9 janvier > Roman Etats-Unis

«Aucun de nous ne mène vraiment la vie à laquelle il a été préparé. Nous sommes nés à Beyrouth, Boston, Albuquerque, Rome, dans le Bronx, l’Ontario, à Antibes, Tel-Aviv […]. Certains d’entre nous sont végétariens. Certains boivent. Certains sont sous traitement. Peut-être chacun de nous a acquis la capacité d’opposer un NON vacillant à n’importe quelle affaire par trop florissante.»

Renata Adler- Photo RICHARD AVEDON/L’OLIVIER

Tenants du vraisemblable, amis des causes et des effets, passez votre chemin. Ni cette fille ni ce livre ne sont pour vous. Il faut pour goûter toute la beauté laconique et brillante de Hors-bord, le premier roman de Renata Adler, initialement publié aux Etats-Unis en 1976, réédité avec succès l’an dernier et enfin traduit en français, accepter le caractère accidentel de ses «éclats de récit», de ce kaléidoscope générationnel. S’il faut tout de même discerner absolument le bon grain de l’ivresse narrative, disons que l’on suit les plaisirs, les jours et les doutes de Jen Fain, une jeune journaliste plongée dans l’énergie et les faux-semblants du New York des années 1970. Conjuguant franchise et vulnérabilité, confondant sa vie, celle des autres et les rêves de tout le monde, Jen est une Alice perdue et retrouvée au pays des merveilles psychédéliques. Elle a un copain et puis bientôt plus, un travail, un toit sur la tête, des souvenirs comme autant de cahiers de brouillon et rien pourtant ne lui paraît plus douteux que le réel.

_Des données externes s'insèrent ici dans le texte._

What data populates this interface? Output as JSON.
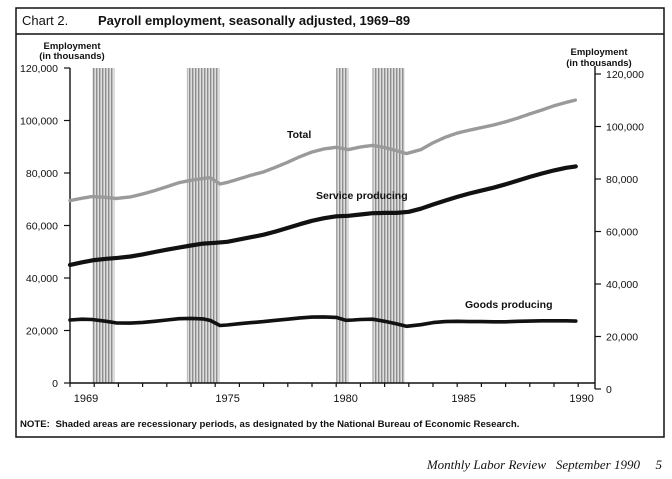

Finalement, peut-être d’avoir dû tant attendre (trente-sept ans !) pour découvrir enfin en France ce fascinant Hors-bord a-t-il eu pour vertu paradoxale d’offrir une perspective critique qui place Renata Adler à sa juste place, tout près de la seule auteure qui puisse lui être légitimement comparée : Joan Didion (même si son laconisme enchanté peut aussi la rapprocher d’un Hemingway). Comme la romancière de Maria avec et sans rien, Adler crée un monde d’une myriade d’impressions ; un monde ici comme précocement «pixellisé», qui semble annoncer le miroir brisé de notre postmodernité d’aujourd’hui. Fille de réfugiés allemands fuyant les persécutions, issue d’Harvard et du Bryn Mawr College, «it girl» des années 1970 (comme Didion là aussi), passée sous l’objectif d’Avedon et à la rédaction du New York Times et du New Yorker, sorte de Lena Dunham avant l’heure, Renata Adler, 74 ans, n’eut d’autre ressource que de faire oublier sa gloire trop pesante à son goût, au fin fond du Connecticut. C’est là que l’an dernier, les éditeurs américains sont venus la rechercher pour lui offrir une seconde jeunesse. En France aussi, on en jurerait, l’avenir lui appartient.